The article suggests “stress due to air exposure can be influenced by preceding events such as chase, injury due to capture, and environmental conditions. In fisheries where fish ‘fight’ to exhaustion, burst swimming and the resulting power output from locomotory muscles, fueled by anaerobic metabolism, depletes tissue energy stores and initiates a stress response.”

Functionally, if you want to weigh, measure, and photograph the same fish, give it 30-60 seconds of submerged rest in between each activity and limit each to no more than 10 seconds above water.

Do you really need to be in the picture, anyway? I would’ve ruined this shot, so I didn’t. Instead, I walked the walk to #KeepEmWet instead of just talking about it.

If your self-timer doesn’t work on the first go, dunk the fish and try again in a minute.

Fishbrain doesn’t have a timer, so you can take your time posting that catch.

A fish in a net isn’t going anywhere, so take your time and let the fish recover.

Summary

To recap, your catch-and-release fishing starts with your gear. Be sure to choose gear stout enough to quickly land fish and err on the side of heavier-than-necessary.

Use a rubberized net instead of “boat flipping” or “beaching” fish. The dirt and grime and carpet of your boat can strip fish slime. Just keep them in the net or the water.

Always wet your hands and never handle a fish with dry hands or gloves (except 100% rubber gloves).

Limit air exposure to no more than 10 seconds at a time and remember to #KeepEmWet as long as possible.

One additional tip: if you don’t need to handle it, don’t.

Oregon Department of Fish and Wildlife fish biologist Bill Tinniswood says “I think we tend to overhandle the fish on release. I have been guilty of this for years. If the fish can swim away, let it go.”

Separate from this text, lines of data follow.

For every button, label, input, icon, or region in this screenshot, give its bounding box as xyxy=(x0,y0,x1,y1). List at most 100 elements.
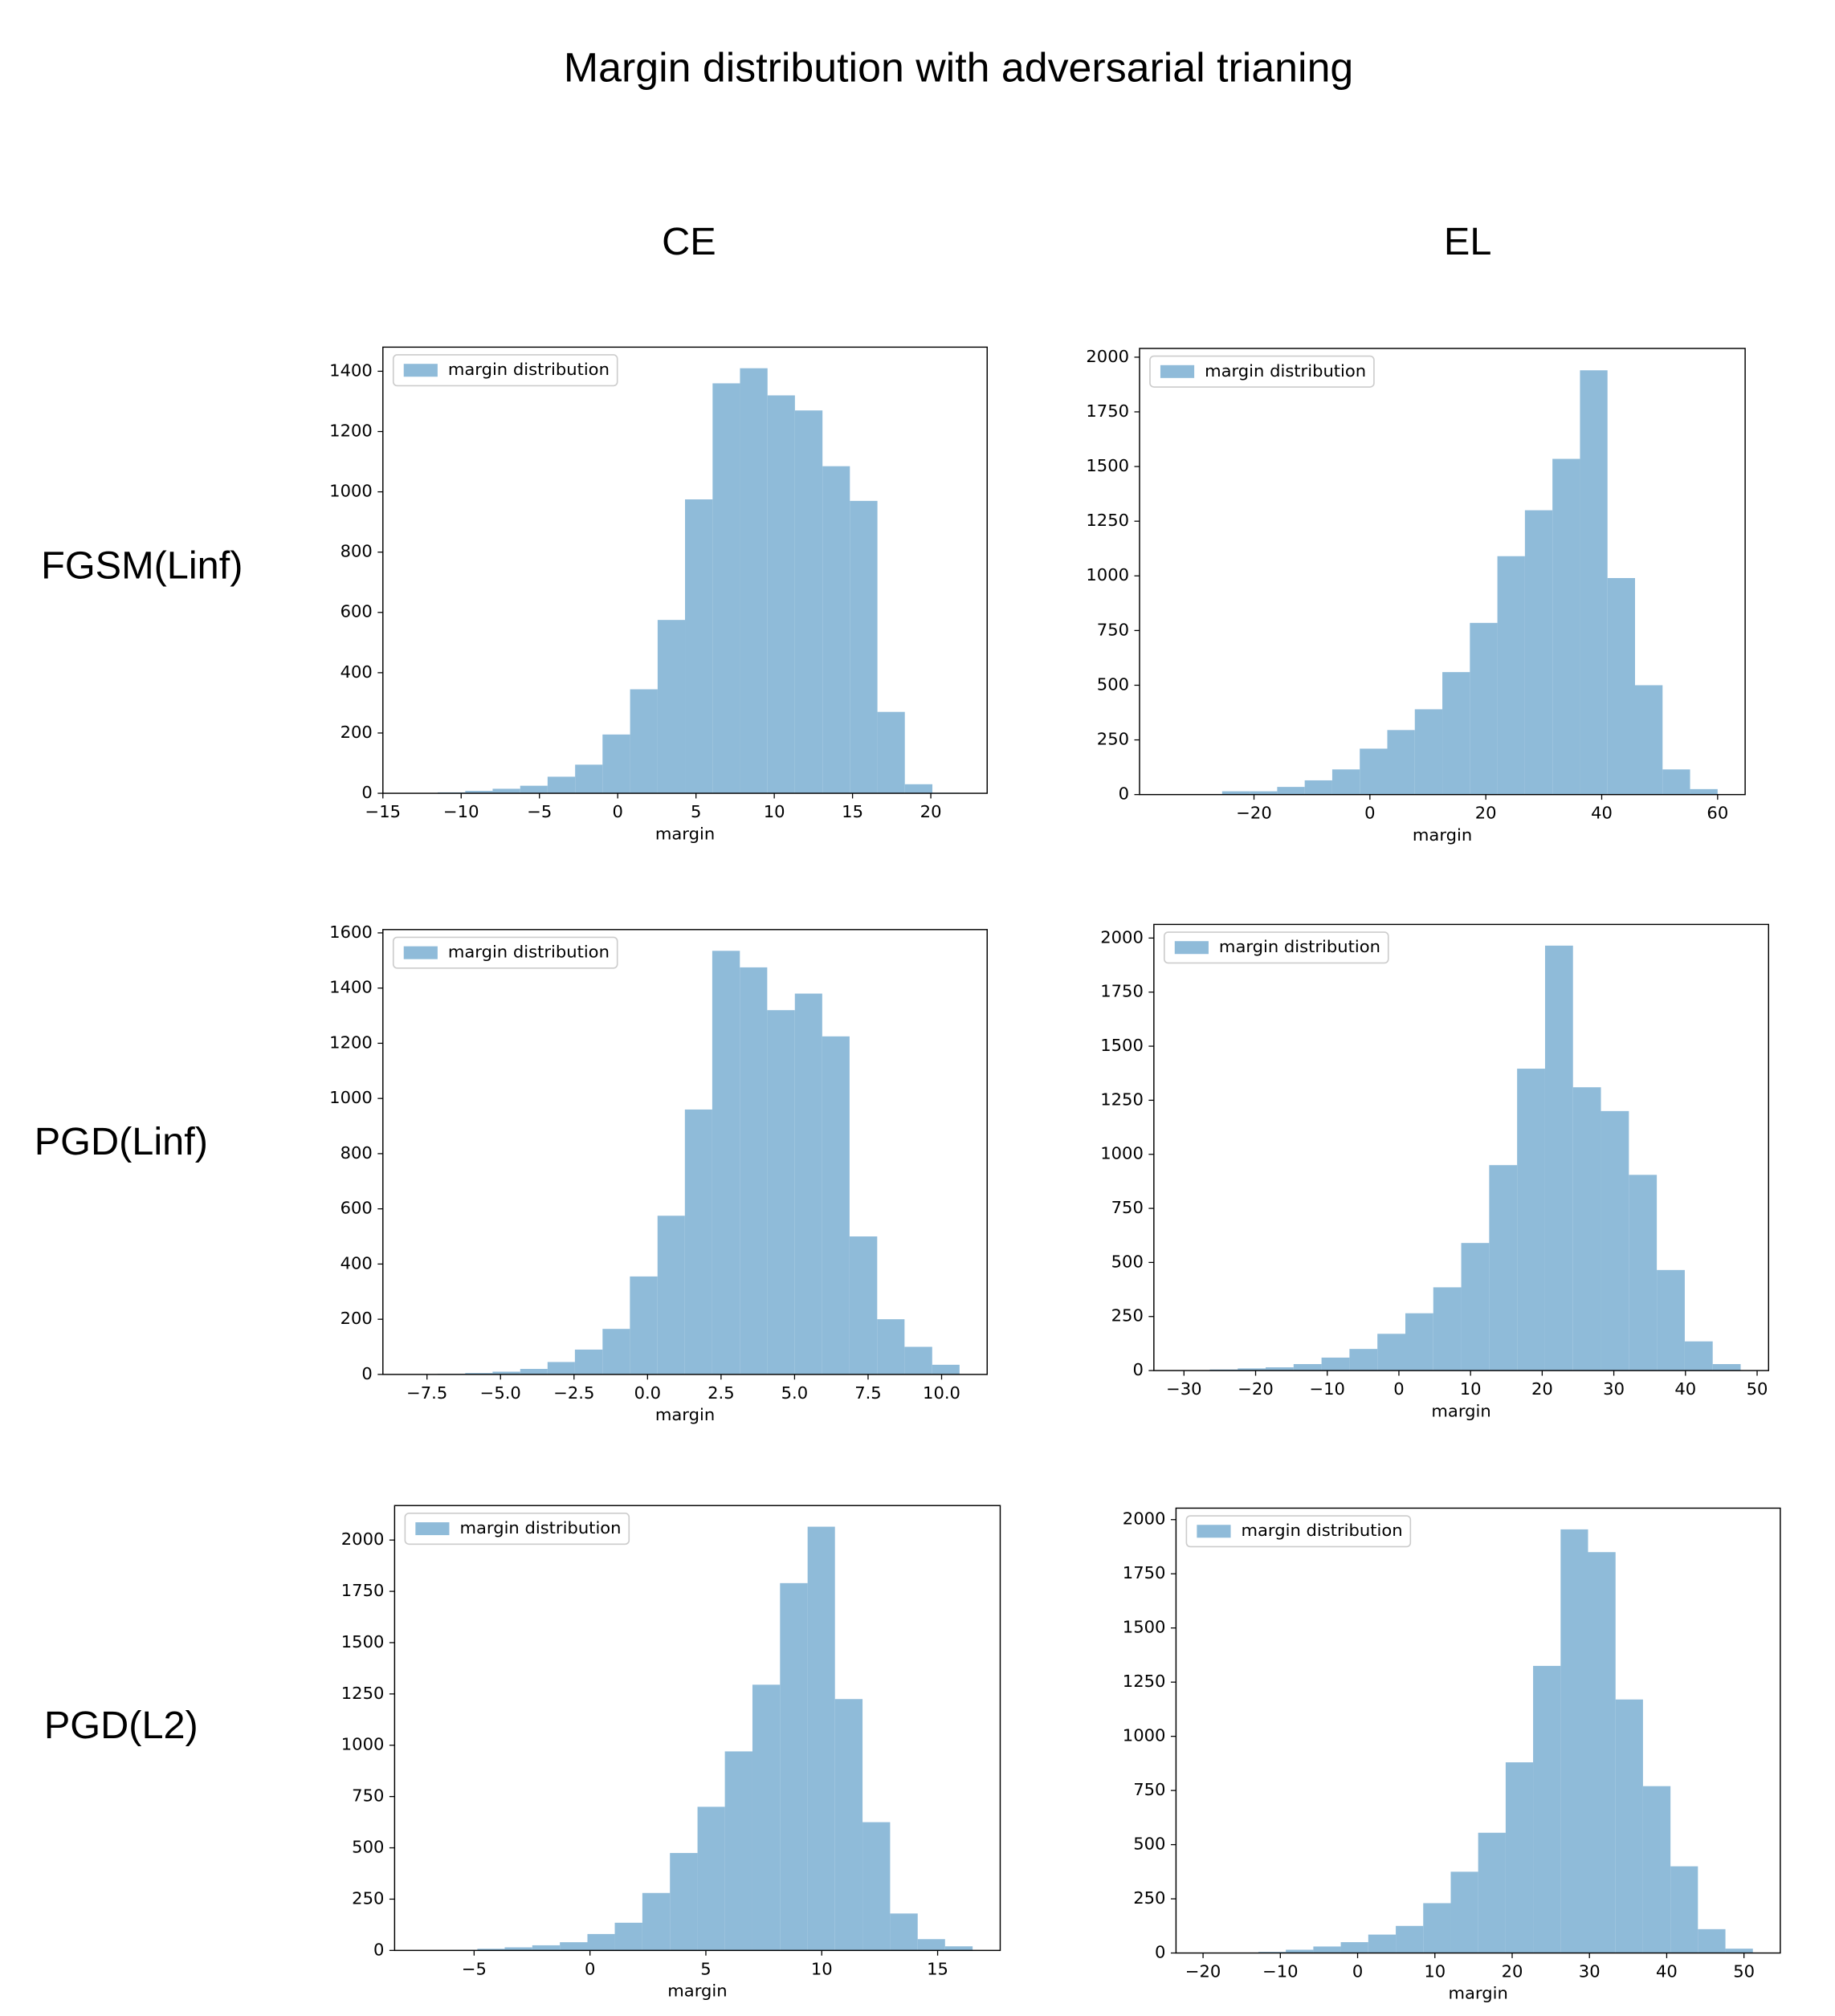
x-tick-label: −15 xyxy=(365,802,401,821)
histogram-bar xyxy=(670,1852,698,1951)
histogram-bar xyxy=(697,1806,725,1951)
y-tick-label: 200 xyxy=(340,1309,373,1328)
histogram-bar xyxy=(1414,709,1443,795)
y-tick-label: 1000 xyxy=(1086,565,1129,584)
y-tick-label: 750 xyxy=(1111,1198,1144,1217)
legend-swatch xyxy=(1160,365,1195,378)
legend-label: margin distribution xyxy=(1219,937,1380,956)
x-tick-label: 0 xyxy=(1393,1379,1404,1399)
histogram-bar xyxy=(849,1236,878,1375)
histogram-bar xyxy=(1552,458,1580,795)
y-tick-label: 200 xyxy=(340,723,373,742)
y-tick-label: 0 xyxy=(361,783,372,802)
x-tick-label: −10 xyxy=(1262,1962,1298,1981)
histogram-bar xyxy=(877,1319,905,1375)
y-tick-label: 1200 xyxy=(329,422,373,441)
histogram-bar xyxy=(1601,1110,1629,1371)
histogram-bar xyxy=(1588,1552,1616,1953)
x-tick-label: 0 xyxy=(1364,804,1375,823)
histogram-bar xyxy=(587,1933,615,1951)
x-tick-label: 40 xyxy=(1656,1962,1678,1981)
histogram-bar xyxy=(822,1036,850,1375)
y-tick-label: 1250 xyxy=(1123,1672,1166,1691)
x-tick-label: −20 xyxy=(1236,804,1271,823)
histogram-bar xyxy=(492,1371,520,1375)
row-label: FGSM(Linf) xyxy=(41,544,243,588)
y-tick-label: 0 xyxy=(1155,1943,1165,1962)
histogram-bar xyxy=(1489,1165,1518,1371)
axes-frame xyxy=(1175,1507,1781,1954)
histogram-bar xyxy=(724,1751,752,1951)
y-tick-label: 1500 xyxy=(1086,456,1129,475)
y-tick-label: 750 xyxy=(352,1786,384,1806)
legend-frame xyxy=(1149,355,1375,388)
histogram-bar xyxy=(1221,791,1250,795)
axes-frame xyxy=(382,346,988,794)
x-tick-label: 10 xyxy=(1460,1379,1482,1399)
histogram-bar xyxy=(1572,1087,1601,1371)
row-label: PGD(Linf) xyxy=(35,1120,208,1163)
legend-label: margin distribution xyxy=(1241,1521,1402,1540)
legend-swatch xyxy=(403,364,438,377)
legend-label: margin distribution xyxy=(1205,361,1366,381)
histogram-bar xyxy=(822,466,850,794)
histogram-bar xyxy=(1629,1175,1658,1371)
histogram-bar xyxy=(1517,1069,1545,1371)
column-header: CE xyxy=(662,220,716,263)
x-axis-label: margin xyxy=(1431,1401,1490,1420)
y-tick-label: 1250 xyxy=(1100,1089,1144,1109)
histogram-bar xyxy=(560,1942,588,1951)
histogram-bar xyxy=(1405,1313,1433,1371)
y-tick-label: 0 xyxy=(1119,784,1129,804)
histogram-bar xyxy=(1396,1925,1424,1953)
x-tick-label: 7.5 xyxy=(854,1383,882,1403)
y-tick-label: 1000 xyxy=(1123,1726,1166,1745)
histogram-bar xyxy=(1725,1949,1753,1953)
y-tick-label: 250 xyxy=(1097,730,1129,749)
legend-frame xyxy=(392,936,618,969)
histogram-bar xyxy=(1544,945,1573,1371)
histogram-bar xyxy=(1662,769,1690,795)
legend-swatch xyxy=(403,946,438,959)
histogram-bar xyxy=(1634,685,1663,795)
y-tick-label: 1500 xyxy=(341,1632,385,1651)
x-axis-label: margin xyxy=(655,1405,715,1424)
x-tick-label: −5 xyxy=(462,1959,487,1978)
histogram-bar xyxy=(944,1946,973,1951)
histogram-bar xyxy=(1670,1866,1698,1953)
histogram-bar xyxy=(477,1949,505,1951)
histogram-bar xyxy=(1657,1269,1685,1371)
histogram-bar xyxy=(1377,1334,1405,1371)
y-tick-label: 750 xyxy=(1133,1780,1165,1799)
histogram-bar xyxy=(1478,1832,1506,1953)
x-axis-label: margin xyxy=(667,1981,727,2001)
histogram-bar xyxy=(862,1822,891,1951)
histogram-bar xyxy=(1423,1903,1451,1953)
histogram-bar xyxy=(1349,1349,1378,1371)
histogram-bar xyxy=(1580,370,1608,795)
legend-swatch xyxy=(415,1522,450,1536)
histogram-bar xyxy=(794,993,822,1375)
axes-frame xyxy=(1139,348,1746,796)
y-tick-label: 1500 xyxy=(1123,1618,1166,1637)
y-tick-label: 1000 xyxy=(341,1735,385,1754)
histogram-bar xyxy=(1560,1529,1588,1953)
histogram-bar xyxy=(877,711,905,794)
y-tick-label: 1000 xyxy=(329,1088,373,1107)
x-tick-label: 15 xyxy=(927,1959,948,1978)
histogram-bar xyxy=(1684,1341,1713,1371)
histogram-bar xyxy=(1524,510,1553,795)
y-tick-label: 0 xyxy=(373,1940,384,1959)
histogram-bar xyxy=(1331,769,1360,795)
histogram-bar xyxy=(465,791,493,794)
histogram-bar xyxy=(547,776,576,794)
histogram-bar xyxy=(685,499,713,794)
y-tick-label: 1200 xyxy=(329,1033,373,1053)
histogram-bar xyxy=(1615,1699,1643,1953)
x-tick-label: 15 xyxy=(842,802,863,821)
histogram-bar xyxy=(1450,1871,1478,1953)
axes-frame xyxy=(394,1505,1001,1952)
x-tick-label: 40 xyxy=(1591,804,1613,823)
histogram-bar xyxy=(1277,787,1305,795)
y-tick-label: 400 xyxy=(340,662,373,682)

If you are going to release your catch, fisheries managers encourage anglers to not remove fish from the water at all. You don’t even need to touch the fish. Besides, not touching a fish leaves its slime layer and scales intact and helps keep stress to a minimum.

Anglers everywhere should change their angling practices to ensure the survival of the fish they know and love. If you love them, let them go, but do it the right way.